Comedy 1: A Little Song, a Little Dance, a Little Seltzer Down Your Pants
This thread is for comedy TV, including network and cable shows. [NAFDA]
1. Is it a matter of record that she has an eating disorder?
2. Saying that someone who you consider to be too thin "should eat a sandwich" is just as insulting as telling someone you consider too fat to stop eating.
3. Discussing eating disorders is fine. They're a real problem, among actors and non-actors alike.
But if it's not known that she actually has an eating disorder, saying that she "really needs to eat a sandwich" is body policing, saying that her body does not conform to an external standard of acceptable appearance. And her body is nobody's business but hers.
She went vegan in the last year or so, which, along with the long working days, is what her weight loss has been attributed to.
Steph,
And her body is nobody's business but hers.
Is that true for people in the public eye? It is true for you and me I suppose, but if we can talk about a star's behavior, or what they say publicly, appearance seems to come in there too.
Earlier people criticized the show for marginalizing "ugly" characters to support some members of "Glee", so appearance has already come up.
And her body is nobody's business but hers.
Is that true for people in the public eye?
Yes. Unequivocally. I'm not sure how, because someone is in the public eye, their body is anyone else's business. It's that person's body. Not mine. Not yours. Not anyone else's. We don't actually own that person, despite paying (in some form or another) for the product that person helps create (TV, movies, advertisements).
Her body. Her business.
I apologize. You are right that that phrasing is offensive and unnecessary. I succumbed to a popular phrase that, in retrospect, I do not think is fair.
I do not know if Lea Michele has an eating disorder, as I do not know her personally (and sometimes you don't even know then). I can tell, however, that she's lost a significant amount of weight since she was on Broadway - and this is a woman who probably weighed less than 100 pounds then. I suspect, though I am admittedly unsure, that this is a decision she has made (to eat less, work with a personal trainer, whatever) and not based on other factors such as stress. I don't know if that's entirely her decision or one encouraged by her agent / the show's producer's / the Hollywood life in general, but I personally find her current appearance to be significantly less attractive than before - as le nubian stated, I think it makes her look unhealthy. In fact, she's almost certainly severely underweight, which IS unhealthy. If her current weight is intentional, I think it's a bad medical decision, and I am sad that she (or the people around her) think that it is necessary. If it is unintentional, due to metabolism and stress, etc, then I think she needs to try to correct it as best she can. Unfortunately, her support system is probably not designed to help her gain weight - that's not the Hollywood way.

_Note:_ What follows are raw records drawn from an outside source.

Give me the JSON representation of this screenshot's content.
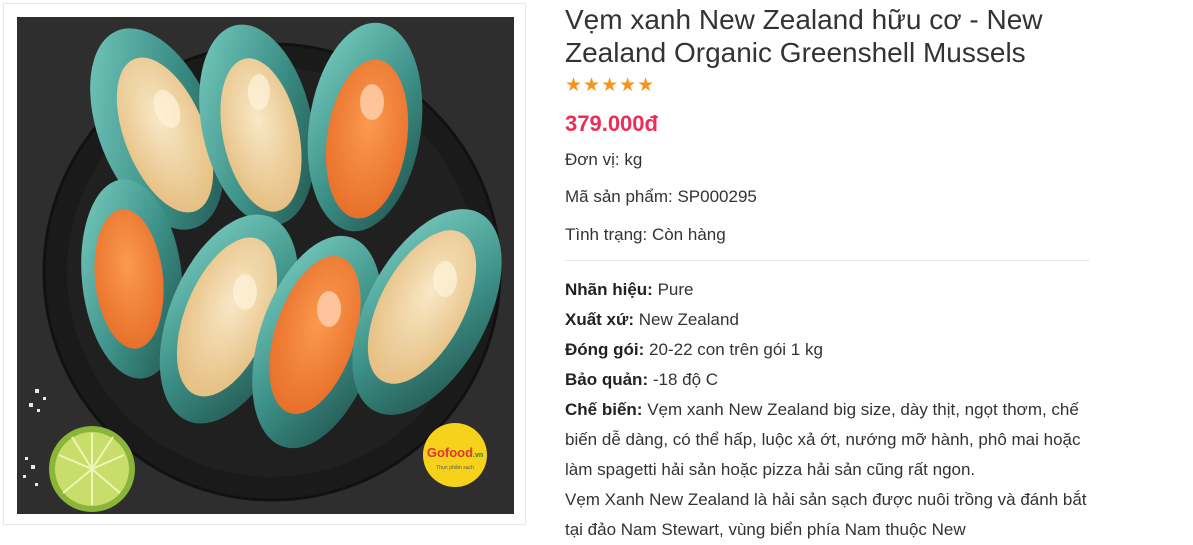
{
  "product": {
    "title": "Vẹm xanh New Zealand hữu cơ - New Zealand Organic Greenshell Mussels",
    "rating_stars": "★★★★★",
    "rating": 5,
    "price": "379.000đ",
    "unit_label": "Đơn vị:",
    "unit_value": "kg",
    "sku_label": "Mã sản phẩm:",
    "sku_value": "SP000295",
    "status_label": "Tình trạng:",
    "status_value": "Còn hàng"
  },
  "details": {
    "brand_label": "Nhãn hiệu:",
    "brand_value": "Pure",
    "origin_label": "Xuất xứ:",
    "origin_value": "New Zealand",
    "pack_label": "Đóng gói:",
    "pack_value": "20-22 con trên gói 1 kg",
    "storage_label": "Bảo quản:",
    "storage_value": "-18 độ C",
    "process_label": "Chế biến:",
    "process_value": "Vẹm xanh New Zealand big size, dày thịt, ngọt thơm, chế biến dễ dàng, có thể hấp, luộc xả ớt, nướng mỡ hành, phô mai hoặc làm spagetti hải sản hoặc pizza hải sản cũng rất ngon.",
    "extra_text": "Vẹm Xanh New Zealand là hải sản sạch được nuôi trồng và đánh bắt tại đảo Nam Stewart, vùng biển phía Nam thuộc New"
  },
  "image": {
    "logo_text": "Gofood",
    "logo_suffix": ".vn",
    "logo_tagline": "Thực phẩm sạch",
    "colors": {
      "background": "#2e2e2f",
      "plate": "#1c1c1d",
      "shell": "#4fa79b",
      "meat_cream": "#f1d6a6",
      "meat_orange": "#f08a3c",
      "logo": "#f7d21b",
      "logo_red": "#e0352b"
    }
  },
  "colors": {
    "price": "#ee2d56",
    "stars": "#f7941d"
  }
}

I think it's important to try to make it clear that I, for one, do not support the Hollywood culture of taking attractive young women and convincing them they need to be a size negative 8 to make it. There are body types that are attractive beyond Twiggy. And because I am invested both in Lea Michele and Rachel Berry, I wish I had a way, beyond posting on the internet, to make it clear that I don't think that look works for her.
Steph,
So we can comment on other parts of a person but not their body? I don't get your larger point. Would you make it clearer?
So we can comment on other parts of a person but not their body? I don't get your larger point. Would you make it clearer?
I'm not sure I can be clearer than to say that someone else's body is their business. It is not my place, or yours, or anyone else's, to decide that someone who is thin and/or appears to have lost weight should "eat a sandwich."
Let me ask you a question: it seems that you think it's okay to police other people's bodies, or at the very least, police the bodies of those in the public eye. Is that correct? Do you think that, and if so, why?
Steph, if, instead of the flip sandwich comment, Gris had said, "She looks so thin now that she looks unhealthy," is that the same thing to you?
Steph, if, instead of the flip sandwich comment, Gris had said, "She looks so thin now that she looks unhealthy," is that the same thing to you?
Eh, I still feel that, unless we know she really is unhealthy by medical standards, then why is it our judgment call?
What if he had just said "Wow, so-and-so's weight loss is kind of shocking?" as opposed to "eat a sandwich?"
Because I have definitely had that thought about some actresses, especially if I haven't seen them for a while, but I'm not, consciously at least, trying to be the boss of them.
Despite our parasocial relationship that I learned about on HBO this week.